Fragen und Antworten Auswirkungen des Fremdenhasses auf Sachsen

Dresden (dpa) - Nirgendwo sonst in Deutschland gibt es gemessen an der Bevölkerungszahl mehr fremdenfeindliche und rechtsextreme Gewalttaten als in Sachsen. Mit der Pegida-Bewegung ist vor allem die Landeshauptstadt Dresden zum Symbol einer neuen rechtspopulistischen und nationalistischen Bewegung geworden.

Die Bemühungen aus Politik und Gesellschaft, sich dem entgegenzustellen, wirken mitunter hilflos. Bei der Vorstellung des Jahresberichts zum Stand der deutschen Einheit warnte die Ostbeauftragte der Bundesregierung, dass Fremdenfeindlichkeit den wirtschaftlichen Aufholprozess und den gesellschaftlichen Frieden gefährde.

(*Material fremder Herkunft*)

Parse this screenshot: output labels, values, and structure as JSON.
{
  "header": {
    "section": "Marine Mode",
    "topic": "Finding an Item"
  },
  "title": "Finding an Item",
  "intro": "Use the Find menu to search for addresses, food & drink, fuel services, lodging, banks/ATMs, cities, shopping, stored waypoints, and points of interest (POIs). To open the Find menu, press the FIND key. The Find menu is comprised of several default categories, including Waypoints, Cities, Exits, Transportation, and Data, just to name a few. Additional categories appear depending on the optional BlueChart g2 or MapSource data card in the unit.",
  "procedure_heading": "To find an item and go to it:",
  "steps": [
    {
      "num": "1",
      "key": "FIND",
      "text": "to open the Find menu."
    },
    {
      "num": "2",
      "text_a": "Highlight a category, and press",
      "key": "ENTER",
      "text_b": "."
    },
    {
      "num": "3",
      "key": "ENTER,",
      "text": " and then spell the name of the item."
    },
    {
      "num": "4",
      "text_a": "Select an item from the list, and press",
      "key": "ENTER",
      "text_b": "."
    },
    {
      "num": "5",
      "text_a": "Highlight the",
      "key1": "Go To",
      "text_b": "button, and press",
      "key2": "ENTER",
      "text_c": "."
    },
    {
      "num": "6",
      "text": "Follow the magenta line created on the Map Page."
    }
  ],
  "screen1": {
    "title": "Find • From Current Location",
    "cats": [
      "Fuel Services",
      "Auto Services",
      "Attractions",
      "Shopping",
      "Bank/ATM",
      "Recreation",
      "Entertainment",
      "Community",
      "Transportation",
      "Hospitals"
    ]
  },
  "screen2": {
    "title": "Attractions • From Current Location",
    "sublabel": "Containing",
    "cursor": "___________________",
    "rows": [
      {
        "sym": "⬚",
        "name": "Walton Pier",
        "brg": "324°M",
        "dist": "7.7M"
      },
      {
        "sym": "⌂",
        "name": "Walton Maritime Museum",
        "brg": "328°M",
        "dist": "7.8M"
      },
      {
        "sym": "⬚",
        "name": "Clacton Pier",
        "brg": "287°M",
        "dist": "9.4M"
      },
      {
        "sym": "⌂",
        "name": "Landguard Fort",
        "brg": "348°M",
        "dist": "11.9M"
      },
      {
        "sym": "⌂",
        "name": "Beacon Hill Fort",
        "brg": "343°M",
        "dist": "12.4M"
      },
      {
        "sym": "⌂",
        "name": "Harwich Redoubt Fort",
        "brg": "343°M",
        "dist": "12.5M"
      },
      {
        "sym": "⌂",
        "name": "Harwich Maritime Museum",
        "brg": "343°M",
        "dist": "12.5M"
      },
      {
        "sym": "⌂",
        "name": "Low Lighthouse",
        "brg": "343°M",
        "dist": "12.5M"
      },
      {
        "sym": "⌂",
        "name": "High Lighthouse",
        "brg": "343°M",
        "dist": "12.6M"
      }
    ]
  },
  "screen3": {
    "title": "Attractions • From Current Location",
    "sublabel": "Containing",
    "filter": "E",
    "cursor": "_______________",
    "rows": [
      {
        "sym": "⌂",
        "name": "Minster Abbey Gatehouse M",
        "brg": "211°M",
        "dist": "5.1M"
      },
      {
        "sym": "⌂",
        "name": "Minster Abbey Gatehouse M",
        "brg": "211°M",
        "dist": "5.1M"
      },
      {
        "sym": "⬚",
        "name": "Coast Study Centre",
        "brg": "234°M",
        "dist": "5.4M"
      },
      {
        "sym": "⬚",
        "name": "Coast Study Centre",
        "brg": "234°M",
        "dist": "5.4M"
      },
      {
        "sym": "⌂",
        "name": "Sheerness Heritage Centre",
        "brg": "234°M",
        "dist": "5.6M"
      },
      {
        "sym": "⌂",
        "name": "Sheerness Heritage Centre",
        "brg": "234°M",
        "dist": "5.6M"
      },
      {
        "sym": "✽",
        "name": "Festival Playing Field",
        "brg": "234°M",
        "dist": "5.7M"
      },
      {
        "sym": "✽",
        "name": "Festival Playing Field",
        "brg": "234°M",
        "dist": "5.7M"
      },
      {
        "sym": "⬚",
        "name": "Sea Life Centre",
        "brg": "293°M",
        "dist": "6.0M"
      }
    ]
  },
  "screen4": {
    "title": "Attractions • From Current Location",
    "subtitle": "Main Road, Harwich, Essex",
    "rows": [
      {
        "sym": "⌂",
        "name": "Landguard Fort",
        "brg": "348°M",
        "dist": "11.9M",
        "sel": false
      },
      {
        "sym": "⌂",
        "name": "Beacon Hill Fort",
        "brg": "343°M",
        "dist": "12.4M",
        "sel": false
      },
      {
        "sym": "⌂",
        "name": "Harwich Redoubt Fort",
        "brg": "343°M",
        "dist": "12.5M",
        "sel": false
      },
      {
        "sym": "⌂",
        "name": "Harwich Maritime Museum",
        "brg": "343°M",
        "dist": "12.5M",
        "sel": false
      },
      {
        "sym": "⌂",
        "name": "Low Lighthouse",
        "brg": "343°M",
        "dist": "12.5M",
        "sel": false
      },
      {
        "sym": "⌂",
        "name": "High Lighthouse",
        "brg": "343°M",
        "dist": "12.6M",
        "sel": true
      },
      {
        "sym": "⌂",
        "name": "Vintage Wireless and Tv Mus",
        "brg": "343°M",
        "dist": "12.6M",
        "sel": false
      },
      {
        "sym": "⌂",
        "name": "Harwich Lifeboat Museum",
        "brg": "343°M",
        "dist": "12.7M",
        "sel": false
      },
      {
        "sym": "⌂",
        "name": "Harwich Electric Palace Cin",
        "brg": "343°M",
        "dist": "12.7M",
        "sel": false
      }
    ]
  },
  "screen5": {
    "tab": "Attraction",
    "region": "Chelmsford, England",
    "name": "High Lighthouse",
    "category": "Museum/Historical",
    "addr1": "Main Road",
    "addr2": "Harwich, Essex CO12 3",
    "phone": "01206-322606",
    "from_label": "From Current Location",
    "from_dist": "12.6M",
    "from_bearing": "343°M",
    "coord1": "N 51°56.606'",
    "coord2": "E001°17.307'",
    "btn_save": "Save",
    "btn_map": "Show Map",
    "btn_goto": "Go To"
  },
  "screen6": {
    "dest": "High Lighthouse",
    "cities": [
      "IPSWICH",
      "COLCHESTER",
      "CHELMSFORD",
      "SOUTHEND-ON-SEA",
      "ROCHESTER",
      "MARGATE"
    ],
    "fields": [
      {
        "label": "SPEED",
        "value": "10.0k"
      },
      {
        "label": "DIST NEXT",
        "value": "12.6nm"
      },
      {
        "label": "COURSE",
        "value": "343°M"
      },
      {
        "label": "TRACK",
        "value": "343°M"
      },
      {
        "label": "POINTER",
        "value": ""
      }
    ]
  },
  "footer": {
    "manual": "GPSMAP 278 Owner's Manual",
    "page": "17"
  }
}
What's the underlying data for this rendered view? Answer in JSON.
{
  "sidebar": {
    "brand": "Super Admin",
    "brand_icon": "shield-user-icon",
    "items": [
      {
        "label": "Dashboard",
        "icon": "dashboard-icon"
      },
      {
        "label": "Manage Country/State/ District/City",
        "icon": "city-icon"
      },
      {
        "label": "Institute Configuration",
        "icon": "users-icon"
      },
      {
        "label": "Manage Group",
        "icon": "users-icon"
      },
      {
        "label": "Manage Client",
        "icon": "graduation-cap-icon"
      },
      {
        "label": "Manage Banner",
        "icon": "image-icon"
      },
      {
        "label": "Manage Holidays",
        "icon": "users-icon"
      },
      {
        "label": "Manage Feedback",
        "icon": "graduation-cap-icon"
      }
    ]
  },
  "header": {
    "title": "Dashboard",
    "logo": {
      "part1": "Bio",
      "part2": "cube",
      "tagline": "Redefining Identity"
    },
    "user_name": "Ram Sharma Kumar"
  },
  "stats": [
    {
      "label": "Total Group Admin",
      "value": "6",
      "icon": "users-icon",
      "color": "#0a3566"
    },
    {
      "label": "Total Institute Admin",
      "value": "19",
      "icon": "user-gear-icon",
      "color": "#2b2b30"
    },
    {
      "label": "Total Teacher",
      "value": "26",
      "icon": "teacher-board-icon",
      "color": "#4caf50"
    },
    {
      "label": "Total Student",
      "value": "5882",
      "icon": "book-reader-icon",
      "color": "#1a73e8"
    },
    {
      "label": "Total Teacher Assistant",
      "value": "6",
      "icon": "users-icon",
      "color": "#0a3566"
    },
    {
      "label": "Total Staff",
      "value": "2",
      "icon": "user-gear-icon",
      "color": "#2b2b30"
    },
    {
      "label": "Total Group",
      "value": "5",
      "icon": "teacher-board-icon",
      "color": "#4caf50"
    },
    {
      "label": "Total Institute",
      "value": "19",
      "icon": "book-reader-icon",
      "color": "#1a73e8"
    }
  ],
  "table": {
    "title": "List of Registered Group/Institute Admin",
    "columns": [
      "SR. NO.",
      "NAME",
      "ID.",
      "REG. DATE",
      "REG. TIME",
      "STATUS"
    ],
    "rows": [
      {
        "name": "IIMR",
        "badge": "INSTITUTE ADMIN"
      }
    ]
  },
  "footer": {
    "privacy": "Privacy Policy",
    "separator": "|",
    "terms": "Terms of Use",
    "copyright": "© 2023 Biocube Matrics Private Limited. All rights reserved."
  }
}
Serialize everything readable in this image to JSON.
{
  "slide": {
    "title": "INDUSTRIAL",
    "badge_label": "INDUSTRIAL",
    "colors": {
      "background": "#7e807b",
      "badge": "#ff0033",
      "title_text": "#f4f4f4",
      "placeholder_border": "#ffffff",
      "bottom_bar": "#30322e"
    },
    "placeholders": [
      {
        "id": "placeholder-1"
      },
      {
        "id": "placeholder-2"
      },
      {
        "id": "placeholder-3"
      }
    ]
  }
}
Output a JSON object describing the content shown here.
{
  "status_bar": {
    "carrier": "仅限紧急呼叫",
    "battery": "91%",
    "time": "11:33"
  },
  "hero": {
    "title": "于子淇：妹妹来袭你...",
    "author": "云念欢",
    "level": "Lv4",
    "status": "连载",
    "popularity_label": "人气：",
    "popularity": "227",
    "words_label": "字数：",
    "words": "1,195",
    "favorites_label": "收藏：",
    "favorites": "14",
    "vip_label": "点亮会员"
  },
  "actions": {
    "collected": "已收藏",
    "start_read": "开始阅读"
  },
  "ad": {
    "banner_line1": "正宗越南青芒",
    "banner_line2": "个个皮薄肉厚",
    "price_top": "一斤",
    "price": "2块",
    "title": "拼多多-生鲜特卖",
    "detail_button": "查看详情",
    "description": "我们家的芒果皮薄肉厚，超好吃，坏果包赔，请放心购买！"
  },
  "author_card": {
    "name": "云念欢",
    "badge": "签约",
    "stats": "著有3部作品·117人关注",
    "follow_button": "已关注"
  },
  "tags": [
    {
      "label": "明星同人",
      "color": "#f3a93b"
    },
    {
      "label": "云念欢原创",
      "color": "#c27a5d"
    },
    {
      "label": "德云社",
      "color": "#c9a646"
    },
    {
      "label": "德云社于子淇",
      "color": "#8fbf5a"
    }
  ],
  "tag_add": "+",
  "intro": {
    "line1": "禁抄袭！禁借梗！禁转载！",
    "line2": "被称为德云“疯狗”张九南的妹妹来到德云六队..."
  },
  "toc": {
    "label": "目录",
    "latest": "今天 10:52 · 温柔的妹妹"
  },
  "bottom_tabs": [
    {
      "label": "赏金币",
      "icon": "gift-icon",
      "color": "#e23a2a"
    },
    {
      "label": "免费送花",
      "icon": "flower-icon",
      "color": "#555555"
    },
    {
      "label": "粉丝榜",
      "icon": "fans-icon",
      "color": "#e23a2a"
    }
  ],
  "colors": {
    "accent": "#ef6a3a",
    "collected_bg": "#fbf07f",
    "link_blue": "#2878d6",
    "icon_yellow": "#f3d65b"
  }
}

Wie wirkt die Fremdenfeindlichkeit auf die Entwicklung der sächsischen Wirtschaft?

Sie beeinträchtige den Wirtschaftsstandort Sachsen, sagen Experten. Wirtschaftsminister Dulig sieht in der Fremdenfeindlichkeit die „größte Zukunftsbarriere“. Schon jetzt habe sie einen „nachhaltigen Schaden“ angerichtet, der nicht irreparabel werden dürfe. Der neu gegründete Verein „Wirtschaft für ein weltoffenes Sachsen“, in dem auch der Branchenverband Silicon Saxony vertreten ist, will genau deswegen aktiv werden. Zwar ließen sich die Auswirkungen nur schwer mit Zahlen belegen, sagt Vereinssprecher Andreas von Bismarck. „Aber wir kennen konkrete Beispiele, was ausbleibende Ansiedlungen und unbesetzte Arbeitsplätze betrifft.“

Joachim Ragnitz, stellvertretender Leiter der Dresdner Niederlassung des Ifo-Instituts, sieht zumindest die „peripheren Regionen, wo man sowieso schon große Schwierigkeiten hat, Arbeitskräfte zu finden, wo die wirtschaftliche Entwicklung so oder so schon etwas lahm ist“, in Gefahr, Schaden zu nehmen. „Da ist in der Tat das Risiko relativ hoch, dass sich dort zum einen die rechtsextremen Einstellung weiter verbreiten - weil die wirtschaftliche Lage ja so schlecht ist - und dass das dann auch wieder negative Auswirkungen haben kann auf die wirtschaftliche Entwicklung.“ Investoren könnten zumindest mittelfristig aus bestimmten Regionen wegbleiben. „In den Zahlen ist das derzeit aber noch nicht zu erkennen.“

Beeinträchtigt der Fremdenhass die Anwerbung von Fachkräften?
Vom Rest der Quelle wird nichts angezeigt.